I wish that Fr. Augé had not merely denounced my conclusions, but instead addressed the evidence I presented for them.
In the matter of the orations in the Missal of Paul VI, for instance, I cited several hundred passages where the language had been changed in order to eliminate references to miracles, the true Church, heresy, the merits of the saints and what Fr. Augé himself called “negative theology” — Catholic teachings that modern man finds offensive: hell, contempt for the world, punishments for sin, divine wrath, etc.
Surely the elimination of such concepts from the lex orandi [law of praying] harms Catholic doctrine.
Similar procedures were followed with the new lectionary. It was presented by the reformers as “more Scripture.” But the revisers eliminated, passed over, relocated, or made optional many verses “modern man” would find “difficult.” I provide many citations to the new lectionary to demonstrate this.
If one disputes my conclusion that the lectionary is a “gigantic fraud,” one should at least deal with my evidence.
As for “deplorable impoverishment,” the expression comes not from me, but from Mgr. Bugnini, who used it to describe the unvarying use of the Roman Canon throughout the centuries, rather than multiple Eucharistic Prayers (p. 313).

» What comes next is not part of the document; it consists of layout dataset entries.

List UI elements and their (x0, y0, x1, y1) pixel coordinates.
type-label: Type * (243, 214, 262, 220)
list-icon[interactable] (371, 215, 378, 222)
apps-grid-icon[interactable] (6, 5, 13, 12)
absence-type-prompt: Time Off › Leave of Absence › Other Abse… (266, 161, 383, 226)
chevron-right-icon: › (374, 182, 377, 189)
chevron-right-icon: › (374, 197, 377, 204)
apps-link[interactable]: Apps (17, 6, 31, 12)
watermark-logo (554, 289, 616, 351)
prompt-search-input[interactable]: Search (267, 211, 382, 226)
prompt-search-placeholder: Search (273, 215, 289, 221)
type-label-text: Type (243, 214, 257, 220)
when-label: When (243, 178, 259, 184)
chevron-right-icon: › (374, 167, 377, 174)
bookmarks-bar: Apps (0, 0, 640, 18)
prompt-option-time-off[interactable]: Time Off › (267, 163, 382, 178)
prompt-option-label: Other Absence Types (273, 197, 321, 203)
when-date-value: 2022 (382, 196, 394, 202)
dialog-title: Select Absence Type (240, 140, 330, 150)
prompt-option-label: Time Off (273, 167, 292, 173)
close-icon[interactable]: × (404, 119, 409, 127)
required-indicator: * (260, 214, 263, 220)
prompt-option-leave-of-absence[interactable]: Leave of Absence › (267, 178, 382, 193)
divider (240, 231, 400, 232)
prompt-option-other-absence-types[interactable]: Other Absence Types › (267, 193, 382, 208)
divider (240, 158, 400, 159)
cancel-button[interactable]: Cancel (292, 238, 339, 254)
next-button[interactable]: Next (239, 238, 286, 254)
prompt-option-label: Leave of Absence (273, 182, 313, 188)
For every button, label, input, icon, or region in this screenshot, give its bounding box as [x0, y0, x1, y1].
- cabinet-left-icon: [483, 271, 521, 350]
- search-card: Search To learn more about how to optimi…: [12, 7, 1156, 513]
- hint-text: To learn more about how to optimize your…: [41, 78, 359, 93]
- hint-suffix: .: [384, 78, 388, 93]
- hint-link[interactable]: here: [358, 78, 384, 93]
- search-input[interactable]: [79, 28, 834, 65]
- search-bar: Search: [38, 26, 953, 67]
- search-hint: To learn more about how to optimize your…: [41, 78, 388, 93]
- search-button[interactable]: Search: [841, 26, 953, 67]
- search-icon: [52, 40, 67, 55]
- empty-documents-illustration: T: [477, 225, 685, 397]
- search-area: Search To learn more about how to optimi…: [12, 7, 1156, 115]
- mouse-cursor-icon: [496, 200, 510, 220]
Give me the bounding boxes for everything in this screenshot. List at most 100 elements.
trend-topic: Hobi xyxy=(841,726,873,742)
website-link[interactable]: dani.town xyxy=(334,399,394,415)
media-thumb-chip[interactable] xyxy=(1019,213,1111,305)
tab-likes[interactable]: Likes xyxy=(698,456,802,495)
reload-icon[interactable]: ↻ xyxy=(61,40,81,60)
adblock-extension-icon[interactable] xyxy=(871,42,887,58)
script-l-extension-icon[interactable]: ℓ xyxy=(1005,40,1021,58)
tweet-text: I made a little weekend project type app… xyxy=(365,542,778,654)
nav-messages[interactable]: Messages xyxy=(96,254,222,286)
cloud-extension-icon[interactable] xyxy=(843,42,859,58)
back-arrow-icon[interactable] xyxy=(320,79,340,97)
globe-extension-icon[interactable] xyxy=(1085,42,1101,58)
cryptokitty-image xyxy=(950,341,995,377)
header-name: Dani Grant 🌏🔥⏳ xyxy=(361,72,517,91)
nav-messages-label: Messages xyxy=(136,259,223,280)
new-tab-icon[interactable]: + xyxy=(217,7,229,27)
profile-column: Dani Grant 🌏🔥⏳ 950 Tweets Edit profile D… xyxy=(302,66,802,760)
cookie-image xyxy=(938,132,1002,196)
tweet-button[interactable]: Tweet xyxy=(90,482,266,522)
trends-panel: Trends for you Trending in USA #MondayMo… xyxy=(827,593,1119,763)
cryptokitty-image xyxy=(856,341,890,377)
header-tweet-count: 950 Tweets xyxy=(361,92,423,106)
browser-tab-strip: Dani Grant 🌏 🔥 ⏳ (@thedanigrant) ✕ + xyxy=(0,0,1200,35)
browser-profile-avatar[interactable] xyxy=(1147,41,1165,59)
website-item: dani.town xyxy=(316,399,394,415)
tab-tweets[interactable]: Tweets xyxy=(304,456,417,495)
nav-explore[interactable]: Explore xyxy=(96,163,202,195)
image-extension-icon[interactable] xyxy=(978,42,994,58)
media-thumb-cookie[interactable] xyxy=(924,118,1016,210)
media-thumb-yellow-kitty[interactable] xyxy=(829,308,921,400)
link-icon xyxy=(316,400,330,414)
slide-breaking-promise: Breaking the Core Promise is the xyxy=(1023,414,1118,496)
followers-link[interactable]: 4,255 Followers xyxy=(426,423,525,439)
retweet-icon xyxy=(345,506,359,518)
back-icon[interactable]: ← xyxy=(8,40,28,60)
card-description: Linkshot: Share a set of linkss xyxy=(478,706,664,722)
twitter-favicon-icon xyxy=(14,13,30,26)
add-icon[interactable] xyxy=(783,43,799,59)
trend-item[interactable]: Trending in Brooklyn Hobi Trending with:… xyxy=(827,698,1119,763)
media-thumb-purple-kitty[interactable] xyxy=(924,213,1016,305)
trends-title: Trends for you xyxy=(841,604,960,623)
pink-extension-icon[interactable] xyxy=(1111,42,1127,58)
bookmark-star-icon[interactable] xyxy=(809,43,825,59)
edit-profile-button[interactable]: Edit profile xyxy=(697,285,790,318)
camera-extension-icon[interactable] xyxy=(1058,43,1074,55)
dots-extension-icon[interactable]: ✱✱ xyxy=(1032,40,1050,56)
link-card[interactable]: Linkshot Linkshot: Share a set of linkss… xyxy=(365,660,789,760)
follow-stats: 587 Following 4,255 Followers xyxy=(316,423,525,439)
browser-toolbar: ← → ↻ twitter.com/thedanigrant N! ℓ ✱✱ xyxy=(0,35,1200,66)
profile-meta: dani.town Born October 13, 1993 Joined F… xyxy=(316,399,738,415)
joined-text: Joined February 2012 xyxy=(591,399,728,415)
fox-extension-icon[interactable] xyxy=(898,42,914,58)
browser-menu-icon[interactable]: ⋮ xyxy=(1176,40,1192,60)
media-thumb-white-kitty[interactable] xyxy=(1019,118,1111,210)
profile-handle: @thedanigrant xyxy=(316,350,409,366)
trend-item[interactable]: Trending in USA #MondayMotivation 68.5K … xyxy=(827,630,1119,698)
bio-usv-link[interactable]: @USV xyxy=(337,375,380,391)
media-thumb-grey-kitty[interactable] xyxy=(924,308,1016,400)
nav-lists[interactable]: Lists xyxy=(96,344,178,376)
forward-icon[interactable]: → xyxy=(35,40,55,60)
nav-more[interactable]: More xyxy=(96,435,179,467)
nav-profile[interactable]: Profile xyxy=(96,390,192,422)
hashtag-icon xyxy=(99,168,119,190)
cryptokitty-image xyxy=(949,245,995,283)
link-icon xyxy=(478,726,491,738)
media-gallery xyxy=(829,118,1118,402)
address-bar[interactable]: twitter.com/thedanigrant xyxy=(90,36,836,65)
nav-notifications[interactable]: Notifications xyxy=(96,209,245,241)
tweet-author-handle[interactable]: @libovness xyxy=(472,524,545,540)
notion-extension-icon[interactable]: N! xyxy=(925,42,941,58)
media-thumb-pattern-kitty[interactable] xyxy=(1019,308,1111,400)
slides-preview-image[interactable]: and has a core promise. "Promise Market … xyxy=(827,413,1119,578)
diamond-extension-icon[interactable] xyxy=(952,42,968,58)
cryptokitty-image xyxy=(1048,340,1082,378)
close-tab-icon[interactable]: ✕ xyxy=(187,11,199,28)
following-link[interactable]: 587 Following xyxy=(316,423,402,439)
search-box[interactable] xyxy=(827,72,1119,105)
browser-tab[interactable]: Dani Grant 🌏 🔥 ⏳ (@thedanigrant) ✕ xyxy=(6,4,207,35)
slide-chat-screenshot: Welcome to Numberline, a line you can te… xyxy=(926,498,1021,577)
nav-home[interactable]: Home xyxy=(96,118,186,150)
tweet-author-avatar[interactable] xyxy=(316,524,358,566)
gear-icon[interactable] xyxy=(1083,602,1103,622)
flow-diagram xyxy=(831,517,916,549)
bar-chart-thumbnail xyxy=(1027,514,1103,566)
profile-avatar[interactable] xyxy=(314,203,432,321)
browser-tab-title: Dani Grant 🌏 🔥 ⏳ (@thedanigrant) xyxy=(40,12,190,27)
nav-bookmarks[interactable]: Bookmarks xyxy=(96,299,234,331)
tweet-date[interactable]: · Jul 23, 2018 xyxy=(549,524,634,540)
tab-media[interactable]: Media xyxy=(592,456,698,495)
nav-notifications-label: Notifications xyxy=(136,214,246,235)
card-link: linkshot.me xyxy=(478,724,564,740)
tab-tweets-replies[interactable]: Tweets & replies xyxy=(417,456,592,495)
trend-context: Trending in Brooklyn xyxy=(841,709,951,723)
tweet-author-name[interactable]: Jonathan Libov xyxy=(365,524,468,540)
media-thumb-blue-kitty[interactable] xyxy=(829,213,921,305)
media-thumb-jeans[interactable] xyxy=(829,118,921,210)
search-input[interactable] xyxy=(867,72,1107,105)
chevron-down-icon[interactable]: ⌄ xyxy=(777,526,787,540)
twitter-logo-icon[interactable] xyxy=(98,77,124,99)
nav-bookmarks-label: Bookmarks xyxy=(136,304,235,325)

Fr. Augé (understandably) disagrees with my conclusion that the reform was a bad thing. But leaving that aside, he and others should at least give a fair hearing to my evidence that the changes in the prayers and ceremonies of the Mass introduced by Paul VI and Consilium represent a substantial theological shift for the lex orandi.
After all, even a liturgical scholar on the “progressive” side of the reform like Jesuit Father John Baldovin has stated that “the reformed liturgy does represent a radical shift in Catholic theology and piety” (p. 4). If Father Baldovin and I draw the same conclusion from the examining the new rite, perhaps there is more to my argument than just polemics.
Thank you, Father and readers, for your patience!
Those who reformed the Mass told us they were changing its “doctrinal content.” That they actually did so is verified by comparing the texts and rites of the old Mass with the new.
It is therefore unreasonable for the reformers to claim that Catholics who discover this years later and object to the results are merely engaging in “polemic.”